News24

Malema: Dark forces at work

2009-01-15 22:12

Johannesburg - The National Prosecuting Authority must "save the country" by dropping graft charges against presidential front-runner Jacob Zuma, the ANC's youth leader said on Thursday.

"We are not retreating from our call that the NPA must drop charges because there are no winnable charges against the president of the ANC," said African National Congress Youth League leader Julius Malema.

"They [the NPA] must save this country, they must act in the interest of the country, they must drop the charges and then we proceed," Malema told reporters in Johannesburg.

He was briefing the media on the ANCYL's reaction to a Supreme Court of Appeal judgment on Monday which in effect saw corruption, fraud, money laundering and racketeering charges re-instituted against Zuma.

Malema said the ANC would not amend the Constitution to protect Zuma from a trial.

"We're not going to agree to any changing of the Constitution to accommodate an individual. This is the Constitution of the people of South Africa. It will never be amended to suit an individual.

"We don't think our president will be in and out of courts when he becomes president of the republic... But what is wrong with the president of the country being in and out of court?" asked Malema.

"There is nothing wrong. He's a citizen of this country. If there is any issue, he must answer. For as long as it's still an allegation, we don't see anything wrong, not at all," said Malema.

No legal amendment

ANC spokesperson Carl Niehaus confirmed that the ruling party would not seek a legal amendment to protect Zuma.

"There's no intention to changing the Constitution whatsoever," said Niehaus. "I'd spoken my tongue blunt on this... we will seek a legal answer, not a political solution."

Malema said another possibility was to apply for a permanent stay of prosecution.

"The permanent stay is also an option.
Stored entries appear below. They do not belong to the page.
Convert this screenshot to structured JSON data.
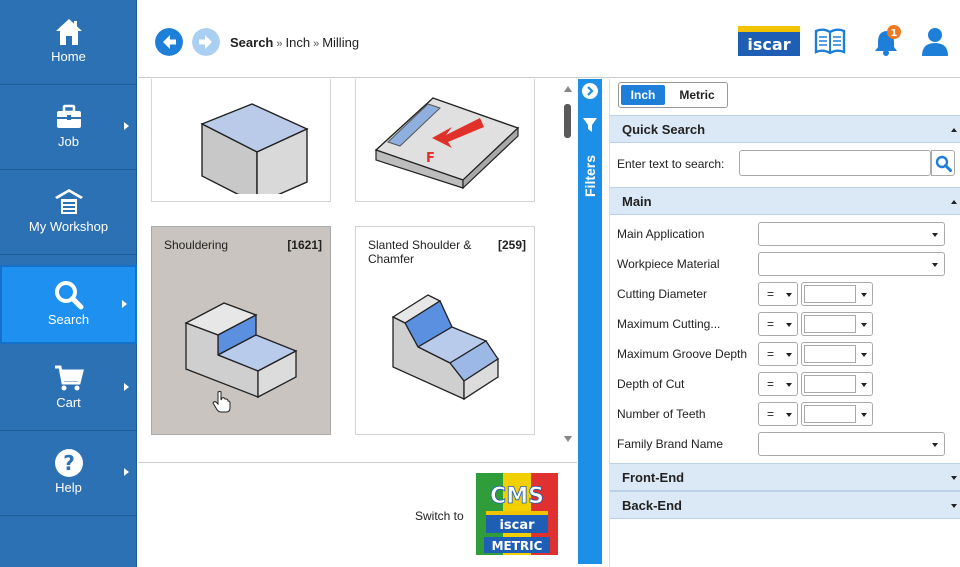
{
  "sidebar": {
    "items": [
      {
        "label": "Home",
        "icon": "home-icon"
      },
      {
        "label": "Job",
        "icon": "briefcase-icon"
      },
      {
        "label": "My Workshop",
        "icon": "workshop-icon"
      },
      {
        "label": "Search",
        "icon": "search-icon"
      },
      {
        "label": "Cart",
        "icon": "cart-icon"
      },
      {
        "label": "Help",
        "icon": "help-icon"
      }
    ],
    "active": "Search",
    "colors": {
      "background": "#2b71b3",
      "active": "#1e90f0"
    }
  },
  "header": {
    "breadcrumb": [
      "Search",
      "Inch",
      "Milling"
    ],
    "breadcrumb_separator": "»",
    "logo_text": "iscar",
    "notification_count": "1",
    "accent": "#1e7fd8"
  },
  "results": {
    "cards": [
      {
        "title": "",
        "count": "",
        "image": "block-icon"
      },
      {
        "title": "",
        "count": "",
        "image": "face-milling-icon"
      },
      {
        "title": "Shouldering",
        "count": "[1621]",
        "image": "shoulder-icon"
      },
      {
        "title": "Slanted Shoulder & Chamfer",
        "count": "[259]",
        "image": "slanted-shoulder-icon"
      }
    ]
  },
  "bottom": {
    "switch_label": "Switch to",
    "cms_logo_top": "CMS",
    "cms_logo_mid": "iscar",
    "cms_logo_bottom": "METRIC"
  },
  "filters_strip": {
    "label": "Filters"
  },
  "panel": {
    "units": {
      "selected": "Inch",
      "other": "Metric"
    },
    "quick_search": {
      "title": "Quick Search",
      "label": "Enter text to search:",
      "value": "",
      "placeholder": ""
    },
    "main": {
      "title": "Main",
      "rows": [
        {
          "label": "Main Application",
          "kind": "select"
        },
        {
          "label": "Workpiece Material",
          "kind": "select"
        },
        {
          "label": "Cutting Diameter",
          "kind": "compare",
          "operator": "="
        },
        {
          "label": "Maximum Cutting...",
          "kind": "compare",
          "operator": "="
        },
        {
          "label": "Maximum Groove Depth",
          "kind": "compare",
          "operator": "="
        },
        {
          "label": "Depth of Cut",
          "kind": "compare",
          "operator": "="
        },
        {
          "label": "Number of Teeth",
          "kind": "compare",
          "operator": "="
        },
        {
          "label": "Family Brand Name",
          "kind": "select"
        }
      ]
    },
    "front_end": {
      "title": "Front-End"
    },
    "back_end": {
      "title": "Back-End"
    }
  }
}
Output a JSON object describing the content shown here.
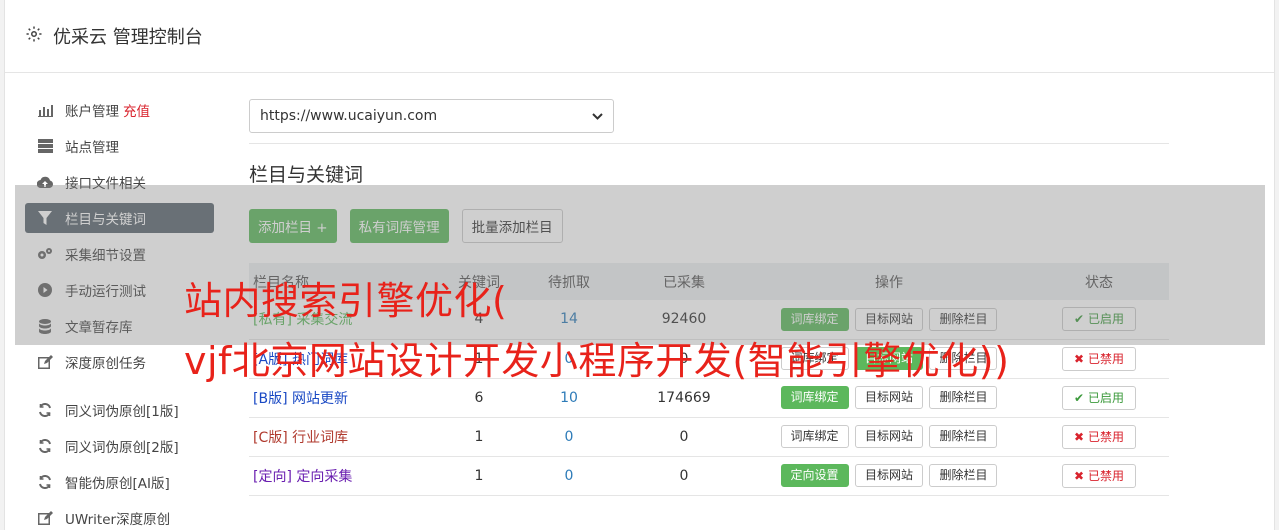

Most of the issues that Judge Nicholson mentioned in the judgment... we think they will equally again sit very well on the permanent stay," he said, referring to Pietermaritzburg High Court Judge Chris Nicholson's ruling which was this week overturned by the SCA.

"On the permanent stay, we are going to argue... the political events which make us... suspect that our president will not get a fair trial."

Dark forces

The Nicholson judgment also inferred there was political meddling in the decision to re-charge Zuma, a finding that ultimately led to the axing of president Thabo Mbeki.

Malema warned that "dark forces" were at work against Zuma and implied that the five judges of the SCA had been influenced in their judgment in favour of the NPA.

"Judges can be spoken to by any other person, knowing the tendency of these ones who are against us. They [the 'dark forces'] travel at night. They've got the potential to do anything...

"Courts must be above political games. They must not interfere."

He added, however, that the ANCYL had "confidence in the courts but it doesn't mean you can't criticise".

Asked who the "dark forces" behind the so-called political conspiracy against Zuma were, Malema replied: "They have left the ANC. Those are the forces who are working on us. Those that have left this organisation.

Imperialist agents

"They were doing it from within. They failed. Then they left. They're doing it form outside now because they think they can mobilise our people against this glorious movement and they are working with the imperialists, the former colonisers, to try and destabilise this country.

"It's an agenda to destabilise liberation movements in Africa."

Malema said former ANC chairperson, Terror Lekota, who has since started the breakaway movement, the Congress of the People, had held meetings in Namibia and Kenya with politicians who share his sentiments.

They were "imperialist agents", said Malema.

"Their moves are well-calculated... They are well-resourced. Don't underestimate a man who is well-resourced in a capitalist society," he added.